Par Mme Kahina Boudedja Conservatrice du patrimoine au MaMa
Dix années se sont écoulées depuis la disparition de l’artiste, peintre et poète Abdelouahab Mokrani qui a marqué de son temps, revient à travers ses nombreux adeptes qui l’ont toujours dans le cœur et leurs mémoires à jamais.
Une perte prématurée presque dictée par une volonté accrue de rejoindre ceux dont il n’a jamais su se résigner à l’absence. Pour rendre hommage à la profondeur de son âme et à la subtilité de son œuvre. Nous vous convions à une exploration d’un témoignage artistique majeur, reflet d’une période particulièrement tourmentée de sa vie.
Cette peinture de technique mixte sur papier, signée Mokrani, conservée aujourd’hui dans la collection du MaMa, fut réalisée en 1986, quelques mois après la disparition de son mentor, M’hamed Issiakhem que beaucoup considèrent comme son père spirituel.

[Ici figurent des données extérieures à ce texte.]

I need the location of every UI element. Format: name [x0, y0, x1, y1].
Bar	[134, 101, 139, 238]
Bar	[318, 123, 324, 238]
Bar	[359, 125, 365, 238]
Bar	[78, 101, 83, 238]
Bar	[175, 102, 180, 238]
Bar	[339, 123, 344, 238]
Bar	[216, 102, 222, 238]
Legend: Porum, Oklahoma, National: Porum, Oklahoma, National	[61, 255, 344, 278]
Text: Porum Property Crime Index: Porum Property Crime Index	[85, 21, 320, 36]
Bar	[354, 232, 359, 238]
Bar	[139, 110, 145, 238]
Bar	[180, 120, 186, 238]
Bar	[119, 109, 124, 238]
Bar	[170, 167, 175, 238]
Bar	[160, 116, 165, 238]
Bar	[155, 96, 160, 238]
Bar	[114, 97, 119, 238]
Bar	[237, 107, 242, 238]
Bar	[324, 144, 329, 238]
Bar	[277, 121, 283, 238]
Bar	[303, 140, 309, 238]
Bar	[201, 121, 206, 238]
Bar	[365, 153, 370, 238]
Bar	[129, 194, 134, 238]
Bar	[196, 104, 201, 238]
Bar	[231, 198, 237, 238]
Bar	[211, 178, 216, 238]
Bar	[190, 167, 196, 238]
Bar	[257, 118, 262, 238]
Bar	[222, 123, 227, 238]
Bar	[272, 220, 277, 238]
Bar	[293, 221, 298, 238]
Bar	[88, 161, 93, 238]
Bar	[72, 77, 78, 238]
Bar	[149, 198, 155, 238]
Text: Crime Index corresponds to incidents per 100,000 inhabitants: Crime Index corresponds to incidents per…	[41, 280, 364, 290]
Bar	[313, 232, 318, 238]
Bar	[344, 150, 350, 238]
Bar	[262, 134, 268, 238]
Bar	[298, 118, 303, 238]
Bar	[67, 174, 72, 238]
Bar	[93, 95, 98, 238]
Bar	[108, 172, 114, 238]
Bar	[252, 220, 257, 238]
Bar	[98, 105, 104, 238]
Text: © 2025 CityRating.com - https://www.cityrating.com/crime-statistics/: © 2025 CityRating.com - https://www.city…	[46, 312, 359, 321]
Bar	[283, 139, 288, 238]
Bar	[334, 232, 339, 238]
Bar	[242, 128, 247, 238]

Bien qu’elle soit dépourvue de titre, cette œuvre demeure d’une éloquence poignante. Elle révèle avec acuité l’état psychique de Mokrani au moment de sa création. Dominée par des tons bleus profonds imprégnés de nuances sombres, elle exprime une mélancolie et une tristesse saisissantes, échos des affres intérieures de l’artiste.
Ce recours à une palette mélancolique n’est pas sans rappeler d’autres grands noms de l’histoire de l’art, tels Picasso, dont la fameuse période bleue qui succéda au décès tragique de son ami Carles Casagemas, ou Van Gogh, qui peignit Le Portrait du docteur Gachet dans un contexte de profonde dépression à l’asile de Saint-Rémy-de-Provence.
Selon les témoignages de son entourage, Mokrani, apprenant l’issue fatale de la maladie de son mentor, se cloîtra dans l’obscurité et l’isolement de sa chambre, ne laissant pour tout lien avec l’extérieur qu’une fenêtre ouverte sur la mer. Cette retraite introspective donna naissance à une série de figures figées dans des tonalités bleues, inspirées de l’azur maritime, à la fois consolateur de sa solitude et miroir de sa mélancolie.
Elle témoigne également d’une neurasthénie presque chronique, que Mokrani nourrissait sans cesse par la récitation des vers du Spleen de baudelaire, devenue pour lui une sombre et fidèle compagnie.
Contribution de Mme K. Boudedja, Conservatrice du patrimoine au MaMa
Erratum:
Toutes nos excuses auprès de nos lecteurs et lectrices au sujet de confusion entre m’hamed Issiakhem et Mokrani, décédé le 3 décembre 2014 est l’ élève de feu m’hamed Issiakhem. décédé le 1 décembre 1985. Une erreur qui rappelle également l’inoubliable chantre de la peinture algérienne M’hamed Issiakhem.